Pat Murphy, The Daily Record Newswire
Is there anyone to sue when a child dies because of an unsafe condition on one of the millions of abandoned properties in the U.S.?
One state court just scratched mortgage holders and homeowners associations off the list of potential targets.
On May 31, 2008, five-year-old Sheyenne Jenkins was spending the day at her grandparents’ home in the Ian’s Pointe subdivision in Avon, Indiana. The grandparents lived two houses down from a home that had been abandoned five months earlier by its owner, Kermit Avedon. When he left, Avedon called HSBC Mortgage Services, which held the mortgage on his home, to inform the company that he was abandoning the property.
Sometime during her visit with her grandparents, Sheyenne wandered off and drowned in an in-ground pool on the Avedon property. Although the pool had a cover, it had collapsed into the pool because of rain water that had accumulated on top, creating the dangerous condition that would trap the little girl.

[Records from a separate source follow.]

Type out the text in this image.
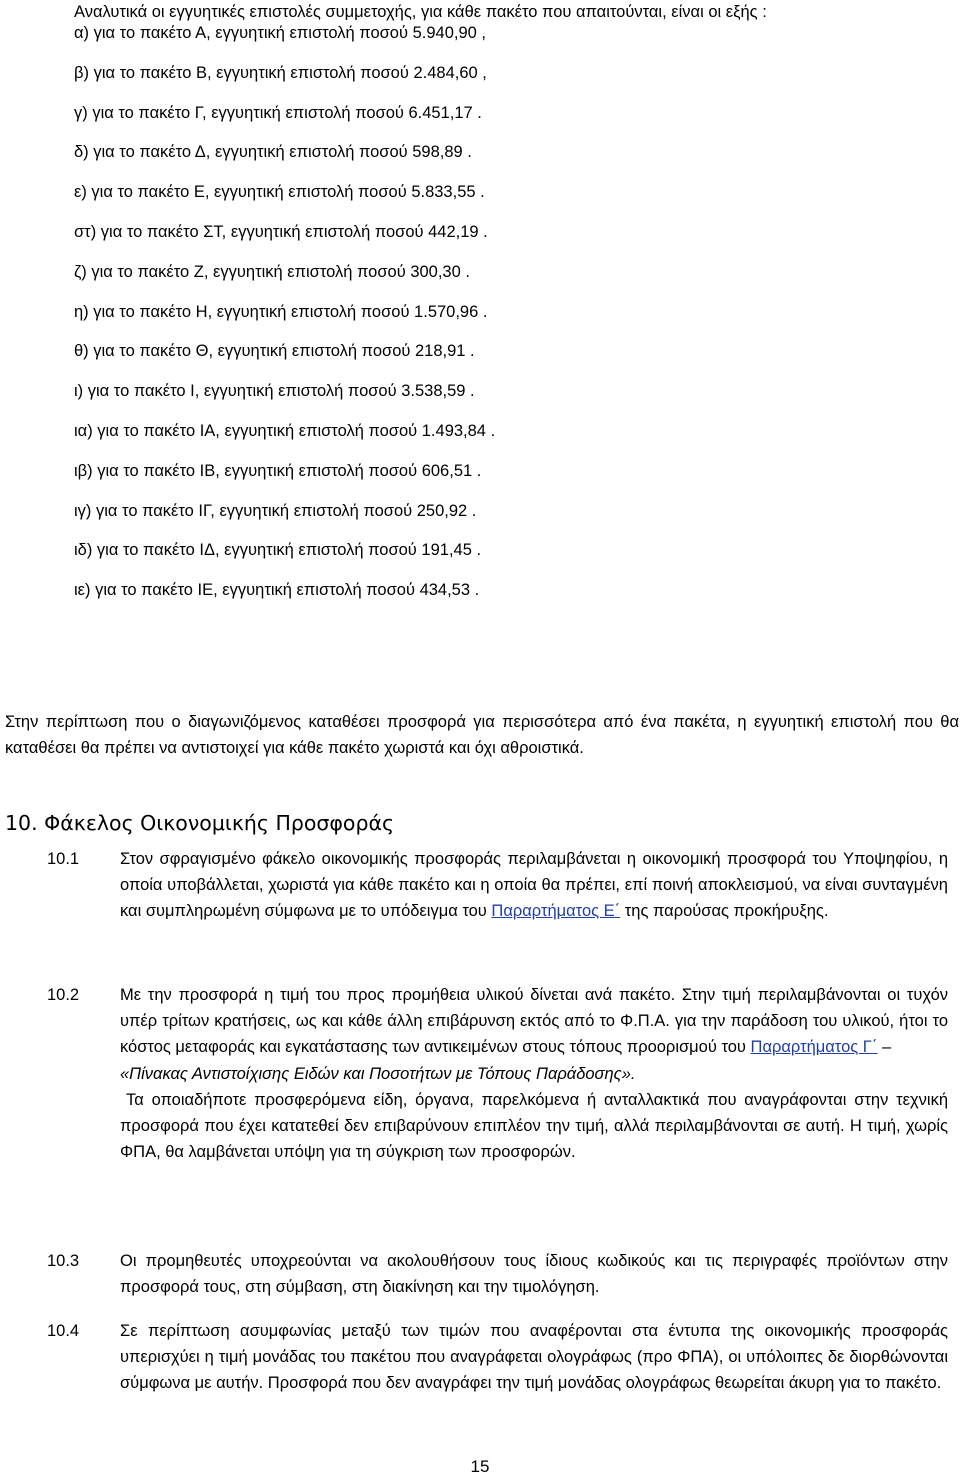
Αναλυτικά οι εγγυητικές επιστολές συμμετοχής, για κάθε πακέτο που απαιτούνται, είναι οι εξής :

α) για το πακέτο Α, εγγυητική επιστολή ποσού 5.940,90 ,
β) για το πακέτο Β, εγγυητική επιστολή ποσού 2.484,60 ,
γ) για το πακέτο Γ, εγγυητική επιστολή ποσού 6.451,17 .
δ) για το πακέτο Δ, εγγυητική επιστολή ποσού 598,89 .
ε) για το πακέτο Ε, εγγυητική επιστολή ποσού 5.833,55 .
στ) για το πακέτο ΣΤ, εγγυητική επιστολή ποσού 442,19 .
ζ) για το πακέτο Ζ, εγγυητική επιστολή ποσού 300,30 .
η) για το πακέτο Η, εγγυητική επιστολή ποσού 1.570,96 .
θ) για το πακέτο Θ, εγγυητική επιστολή ποσού 218,91 .
ι) για το πακέτο Ι, εγγυητική επιστολή ποσού 3.538,59 .
ια) για το πακέτο ΙΑ, εγγυητική επιστολή ποσού 1.493,84 .
ιβ) για το πακέτο ΙΒ, εγγυητική επιστολή ποσού 606,51 .
ιγ) για το πακέτο ΙΓ, εγγυητική επιστολή ποσού 250,92 .
ιδ) για το πακέτο ΙΔ, εγγυητική επιστολή ποσού 191,45 .
ιε) για το πακέτο ΙΕ, εγγυητική επιστολή ποσού 434,53 .

Στην περίπτωση που ο διαγωνιζόμενος καταθέσει προσφορά για περισσότερα από ένα πακέτα, η εγγυητική επιστολή που θα καταθέσει θα πρέπει να αντιστοιχεί για κάθε πακέτο χωριστά και όχι αθροιστικά.

10. Φάκελος Οικονομικής Προσφοράς
10.1 Στον σφραγισμένο φάκελο οικονομικής προσφοράς περιλαμβάνεται η οικονομική προσφορά του Υποψηφίου, η οποία υποβάλλεται, χωριστά για κάθε πακέτο και η οποία θα πρέπει, επί ποινή αποκλεισμού, να είναι συνταγμένη και συμπληρωμένη σύμφωνα με το υπόδειγμα του Παραρτήματος Ε΄ της παρούσας προκήρυξης.

10.2 Με την προσφορά η τιμή του προς προμήθεια υλικού δίνεται ανά πακέτο. Στην τιμή περιλαμβάνονται οι τυχόν υπέρ τρίτων κρατήσεις, ως και κάθε άλλη επιβάρυνση εκτός από το Φ.Π.Α. για την παράδοση του υλικού, ήτοι το κόστος μεταφοράς και εγκατάστασης των αντικειμένων στους τόπους προορισμού του Παραρτήματος Γ΄ –

«Πίνακας Αντιστοίχισης Ειδών και Ποσοτήτων με Τόπους Παράδοσης».

Τα οποιαδήποτε προσφερόμενα είδη, όργανα, παρελκόμενα ή ανταλλακτικά που αναγράφονται στην τεχνική προσφορά που έχει κατατεθεί δεν επιβαρύνουν επιπλέον την τιμή, αλλά περιλαμβάνονται σε αυτή. Η τιμή, χωρίς ΦΠΑ, θα λαμβάνεται υπόψη για τη σύγκριση των προσφορών.

10.3 Οι προμηθευτές υποχρεούνται να ακολουθήσουν τους ίδιους κωδικούς και τις περιγραφές προϊόντων στην προσφορά τους, στη σύμβαση, στη διακίνηση και την τιμολόγηση.

10.4 Σε περίπτωση ασυμφωνίας μεταξύ των τιμών που αναφέρονται στα έντυπα της οικονομικής προσφοράς υπερισχύει η τιμή μονάδας του πακέτου που αναγράφεται ολογράφως (προ ΦΠΑ), οι υπόλοιπες δε διορθώνονται σύμφωνα με αυτήν. Προσφορά που δεν αναγράφει την τιμή μονάδας ολογράφως θεωρείται άκυρη για το πακέτο.

15
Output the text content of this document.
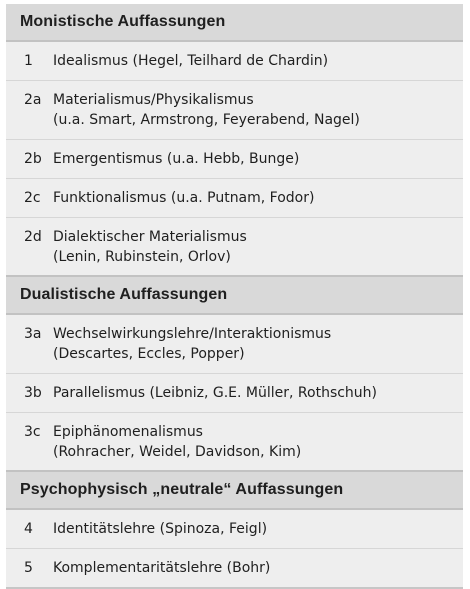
Monistische Auffassungen
1	Idealismus (Hegel, Teilhard de Chardin)
2a Materialismus/Physikalismus
(u.a. Smart, Armstrong, Feyerabend, Nagel)
2b Emergentismus (u.a. Hebb, Bunge)
2c Funktionalismus (u.a. Putnam, Fodor)
2d Dialektischer Materialismus
(Lenin, Rubinstein, Orlov)
Dualistische Auffassungen
3a Wechselwirkungslehre/Interaktionismus
(Descartes, Eccles, Popper)
3b Parallelismus (Leibniz, G.E. Müller, Rothschuh)
3c Epiphänomenalismus
(Rohracher, Weidel, Davidson, Kim)
Psychophysisch „neutrale“ Auffassungen
4	Identitätslehre (Spinoza, Feigl)
5	Komplementaritätslehre (Bohr)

Sheyenne’s mother, Serena Erwin, hired lawyers to pursue a wrongful death suit. But Erwin’s lawyers faced the problem of finding viable defendants. Avedon had cancelled his homeowners insurance when he abandoned the property. Avedon himself had filed for bankruptcy.
Erwin’s lawyers ended up suing HSBC Mortgage Services and Ian’s Point Homeowners Association. According to Erwin’s lawsuit, both HSBC and the homeowners association were negligent because both entities had received complaints about the dangerous condition of the pool on the abandoned property, yet failed to take steps to eliminate the hazard.
An Indiana trial court found that the defendants had not breached a duty of care. Last week, the Indiana Court of Appeals affirmed the trial court’s grant of summary judgment.
It came down to basic premises liability law. Neither HSBC nor Ian’s Point were “possessors” of the Avedon property, so they owed no duty to those coming onto the premises.
Regarding HSBC, the appeals court pointed out that the mortgage holder had not even commenced foreclosure proceedings at the time of Sheyenne’s death:
Mother acknowledges that HSBC would not acquire legal ownership of the property until it was foreclosed upon, but she argues that “a mortgagee may be in possession of the mortgaged property notwithstanding the provisions of the mortgage or statute of frauds.” Even if we assume this to be true, still none of the cases cited by Mother establish that a mortgagor may unilaterally transform a mortgagee into a mortgagee in possession and transfer the mortgagor’s duties as possessor of the property.
Moreover, the court observed that, because Avedon had filed for bankruptcy, his former home had become an asset of his bankruptcy estate. In sum, Erwin didn’t have a case against HSBC:
While we understand Mother’s displeasure with the limbo in which untold numbers of vacant properties find themselves, the legislature is the place to assert her public policy arguments. On the current state of the law, a phone call such as Avedon’s does not automatically transform the mortgagee into the possessor of the property. Rather, the alleged subsequent possessor must take some action to occupy the land with intent to control it. Further, actions taken by a vendor/mortgagee to protect its financial investment, such as paying taxes and securing insurance, generally do not establish control over the property rising to the level of a possessor of the property.
Erwin fared no better in her claim against Ian’s Point. The court specifically rejected the notion that a duty of care arose from the homeowners association’s declaration of covenants, conditions and restrictions.
“[W]hile it is apparent that Avedon had violated a number of covenants, conditions, and restrictions, the [association] had no legal obligation pursuant to the Declaration to act upon the violations,” the court said.